“Why Didn’t You Say Anything?”

With every public revealing of a public figure’s sexual harassment practices and abusive behavior, people across the country react with a combination of fear, anger, and sadness. With so many similar stories that involve influential people, it’s normal to wonder: how come so many people decided to stay silent in situations where there’s abuse?

As we hear thousands of voices clamoring for justice in favor of our favorite stars via web, television and printed media, we also hear a lot of judgment about the alleged victims’ actions—or lack thereof:

“Staying silent makes you an accomplice.”

“Staying silent perpetuates sexual abuse.”

“You need to speak out.”

“Why did you stay silent?”

“I would have said something.”

“That never would have happened to me.”

The truth is that speaking out against abuse is not always a readily available option for people experiencing relationship abuse or sexual assault. We hear it from the thousands of people who reach out to The Hotline for help every day. We know that abuse thrives in isolation and that it walks hand-in-hand with fear.

Fear muzzles the truth. It hides behind a veil of shame, and it rips you open from the inside out, making you feel like less of a person. We also know first-hand that fearing an abusive partner can be paralyzing, traumatizing, and have long-lasting effects on people’s psyche and body.

To understand violence, we need to accept that fear is a completely natural reaction to a threat, and therefore, it is OK to be afraid. What we can’t do, however, is point fingers at the victims and blame them for not speaking out sooner. We are not in their shoes, and we will never know exactly how they feel.

Here are some reasons why victims and survivors may feel afraid of talking about their experience with abuse:

Fear of being judged or not being believed

Being a victim of abuse can leave victims feeling ashamed and less-than a person. It can also leave them feeling like no one will believe them because it’s somehow their fault or that they were asking for it. The truth is that regardless of how the abuse happened, abuse is never the victim’s fault and they were never asking for it. It’s worth repeating: it’s important to remember to provide a sympathetic ear free of judgment, validate the other’s person’s experience and just being present when victims of violence or sexual assault are ready to open up.

Fear of retaliation and going nowhere in their careers

Abuse can happen to anyone, regardless of social status, gender, ethnicity,or background. Abuse is all about power and control, so it makes sense that a survivor would fear retaliation if the abuser held power over them. Our callers and chatters tell us how very real the fear of retaliation is as many of them fear being ostracized by their communities, outed if they are LGBTQ+ or afraid of losing their children, their jobs and their credibility and reputation amongst family and friends.

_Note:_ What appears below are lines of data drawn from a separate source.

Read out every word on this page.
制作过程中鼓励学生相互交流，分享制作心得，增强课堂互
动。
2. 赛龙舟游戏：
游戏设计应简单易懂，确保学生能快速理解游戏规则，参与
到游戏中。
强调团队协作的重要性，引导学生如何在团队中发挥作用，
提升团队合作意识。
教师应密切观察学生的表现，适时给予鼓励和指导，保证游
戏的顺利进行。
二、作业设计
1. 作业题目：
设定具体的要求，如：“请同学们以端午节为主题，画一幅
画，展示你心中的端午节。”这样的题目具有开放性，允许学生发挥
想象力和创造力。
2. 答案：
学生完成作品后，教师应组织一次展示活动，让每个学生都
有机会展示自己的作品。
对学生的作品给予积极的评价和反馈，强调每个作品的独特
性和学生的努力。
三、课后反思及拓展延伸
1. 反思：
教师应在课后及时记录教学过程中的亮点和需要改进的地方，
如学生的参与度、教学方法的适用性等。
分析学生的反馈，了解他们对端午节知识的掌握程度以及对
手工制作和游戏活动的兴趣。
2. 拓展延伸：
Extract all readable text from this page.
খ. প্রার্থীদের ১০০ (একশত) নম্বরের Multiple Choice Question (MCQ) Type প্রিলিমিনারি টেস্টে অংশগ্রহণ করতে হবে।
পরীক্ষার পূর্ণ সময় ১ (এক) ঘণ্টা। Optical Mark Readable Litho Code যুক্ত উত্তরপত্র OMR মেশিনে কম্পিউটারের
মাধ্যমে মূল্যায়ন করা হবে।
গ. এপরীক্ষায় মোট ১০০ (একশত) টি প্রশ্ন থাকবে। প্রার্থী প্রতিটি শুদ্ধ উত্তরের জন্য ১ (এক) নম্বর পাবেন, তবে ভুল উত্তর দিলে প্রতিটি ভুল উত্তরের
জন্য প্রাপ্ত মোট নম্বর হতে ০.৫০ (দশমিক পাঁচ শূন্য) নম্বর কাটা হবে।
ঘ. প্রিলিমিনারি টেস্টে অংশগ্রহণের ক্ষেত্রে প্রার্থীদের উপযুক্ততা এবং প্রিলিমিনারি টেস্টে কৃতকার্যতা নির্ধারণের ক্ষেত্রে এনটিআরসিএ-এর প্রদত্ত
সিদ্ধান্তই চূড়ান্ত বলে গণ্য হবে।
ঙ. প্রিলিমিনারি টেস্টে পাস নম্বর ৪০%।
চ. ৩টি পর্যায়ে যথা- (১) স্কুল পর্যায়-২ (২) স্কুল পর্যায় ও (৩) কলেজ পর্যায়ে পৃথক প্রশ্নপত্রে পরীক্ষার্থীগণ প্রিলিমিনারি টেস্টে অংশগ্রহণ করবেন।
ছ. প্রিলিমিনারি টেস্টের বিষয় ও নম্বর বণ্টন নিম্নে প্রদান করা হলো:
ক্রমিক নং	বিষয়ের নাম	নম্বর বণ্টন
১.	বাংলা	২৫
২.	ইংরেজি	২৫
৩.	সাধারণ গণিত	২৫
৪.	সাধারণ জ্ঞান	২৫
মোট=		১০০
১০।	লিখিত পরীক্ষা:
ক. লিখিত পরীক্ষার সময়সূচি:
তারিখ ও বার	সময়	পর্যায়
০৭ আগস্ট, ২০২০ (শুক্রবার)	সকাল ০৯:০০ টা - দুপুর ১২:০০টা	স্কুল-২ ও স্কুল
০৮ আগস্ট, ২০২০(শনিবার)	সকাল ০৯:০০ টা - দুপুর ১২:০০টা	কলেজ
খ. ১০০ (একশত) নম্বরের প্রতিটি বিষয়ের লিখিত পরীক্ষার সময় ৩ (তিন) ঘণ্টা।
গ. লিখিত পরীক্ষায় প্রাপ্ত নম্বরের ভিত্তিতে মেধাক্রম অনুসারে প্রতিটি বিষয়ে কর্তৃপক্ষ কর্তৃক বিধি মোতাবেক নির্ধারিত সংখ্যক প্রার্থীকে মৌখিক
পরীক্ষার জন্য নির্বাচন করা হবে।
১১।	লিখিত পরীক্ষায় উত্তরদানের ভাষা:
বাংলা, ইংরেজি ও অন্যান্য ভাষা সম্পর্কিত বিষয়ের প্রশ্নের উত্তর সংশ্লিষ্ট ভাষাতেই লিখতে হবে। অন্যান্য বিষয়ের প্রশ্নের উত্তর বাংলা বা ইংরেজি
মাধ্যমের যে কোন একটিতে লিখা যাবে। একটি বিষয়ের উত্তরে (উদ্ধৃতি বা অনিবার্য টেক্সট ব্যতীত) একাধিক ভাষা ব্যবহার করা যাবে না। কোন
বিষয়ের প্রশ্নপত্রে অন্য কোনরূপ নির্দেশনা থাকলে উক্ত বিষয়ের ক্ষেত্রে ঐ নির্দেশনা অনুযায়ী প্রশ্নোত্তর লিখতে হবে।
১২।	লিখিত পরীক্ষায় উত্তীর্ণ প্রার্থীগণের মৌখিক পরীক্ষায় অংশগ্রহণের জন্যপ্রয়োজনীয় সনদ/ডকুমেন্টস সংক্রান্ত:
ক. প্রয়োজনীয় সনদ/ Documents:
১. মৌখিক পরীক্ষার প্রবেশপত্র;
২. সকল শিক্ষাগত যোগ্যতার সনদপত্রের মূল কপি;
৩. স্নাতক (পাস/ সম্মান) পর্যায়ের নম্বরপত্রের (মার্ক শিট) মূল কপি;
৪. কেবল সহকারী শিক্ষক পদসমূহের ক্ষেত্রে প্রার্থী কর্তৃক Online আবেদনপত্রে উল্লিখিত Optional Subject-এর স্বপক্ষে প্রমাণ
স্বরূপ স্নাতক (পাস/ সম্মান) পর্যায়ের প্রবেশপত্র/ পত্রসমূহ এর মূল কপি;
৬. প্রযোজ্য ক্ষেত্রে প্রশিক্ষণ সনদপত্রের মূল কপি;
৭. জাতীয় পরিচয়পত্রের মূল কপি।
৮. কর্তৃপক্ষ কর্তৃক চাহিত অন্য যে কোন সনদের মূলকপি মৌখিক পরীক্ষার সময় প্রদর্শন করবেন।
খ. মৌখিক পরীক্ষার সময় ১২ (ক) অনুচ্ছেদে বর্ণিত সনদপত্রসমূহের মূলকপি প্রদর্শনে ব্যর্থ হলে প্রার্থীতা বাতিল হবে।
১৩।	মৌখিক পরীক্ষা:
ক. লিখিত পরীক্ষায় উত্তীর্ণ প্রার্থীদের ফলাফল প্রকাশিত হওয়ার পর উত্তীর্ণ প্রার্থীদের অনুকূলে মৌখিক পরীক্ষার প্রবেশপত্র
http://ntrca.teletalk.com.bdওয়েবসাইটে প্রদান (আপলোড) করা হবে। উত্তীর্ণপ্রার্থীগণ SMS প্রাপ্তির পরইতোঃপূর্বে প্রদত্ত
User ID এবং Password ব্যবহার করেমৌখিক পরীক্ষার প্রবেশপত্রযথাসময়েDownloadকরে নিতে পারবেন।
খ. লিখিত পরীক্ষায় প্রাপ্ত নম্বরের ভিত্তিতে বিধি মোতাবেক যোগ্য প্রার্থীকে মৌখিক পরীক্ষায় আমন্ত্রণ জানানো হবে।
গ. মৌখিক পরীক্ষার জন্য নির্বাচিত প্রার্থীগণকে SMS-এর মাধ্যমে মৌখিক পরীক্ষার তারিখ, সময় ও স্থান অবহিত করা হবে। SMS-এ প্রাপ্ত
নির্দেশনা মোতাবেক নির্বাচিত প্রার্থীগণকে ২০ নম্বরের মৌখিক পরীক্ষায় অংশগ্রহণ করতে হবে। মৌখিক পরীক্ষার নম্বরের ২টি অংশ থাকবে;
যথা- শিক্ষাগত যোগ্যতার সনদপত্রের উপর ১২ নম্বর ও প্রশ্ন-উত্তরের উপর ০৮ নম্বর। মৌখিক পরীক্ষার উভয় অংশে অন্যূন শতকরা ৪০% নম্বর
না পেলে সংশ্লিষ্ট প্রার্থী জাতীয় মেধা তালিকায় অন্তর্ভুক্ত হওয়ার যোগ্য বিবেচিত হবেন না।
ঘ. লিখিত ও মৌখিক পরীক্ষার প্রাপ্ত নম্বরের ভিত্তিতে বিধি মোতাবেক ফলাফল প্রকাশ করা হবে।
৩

Fear of feeling responsible for the abuse or that speaking up can lead to direct physical harm
  • Sometimes there’s a huge level of shame associated with attacks like this, as many survivors may feel it was their fault or that speaking up against their abuser may be unsafe and lead to physical harm.  Feeling responsible for not fighting back, for allowing the attack to happen or for not feeling strong enough is something that we hear from contacts that reach out to us. The thing is, however, that abuse has nothing to do with the victim! It’s about the abuser’s desire for power and control—as simple as that. No matter why it happens, abuse is not OK and it’s never justified. You are never too small to make a difference and you should not feel responsible for something that was never your fault in the first place.

To the many survivors out there, remember: you are not alone. We believe you, regardless of when and how you decide to speak your truth. We support you and are here for you whenever you feel like you want to talk—no matter when you decide to do so.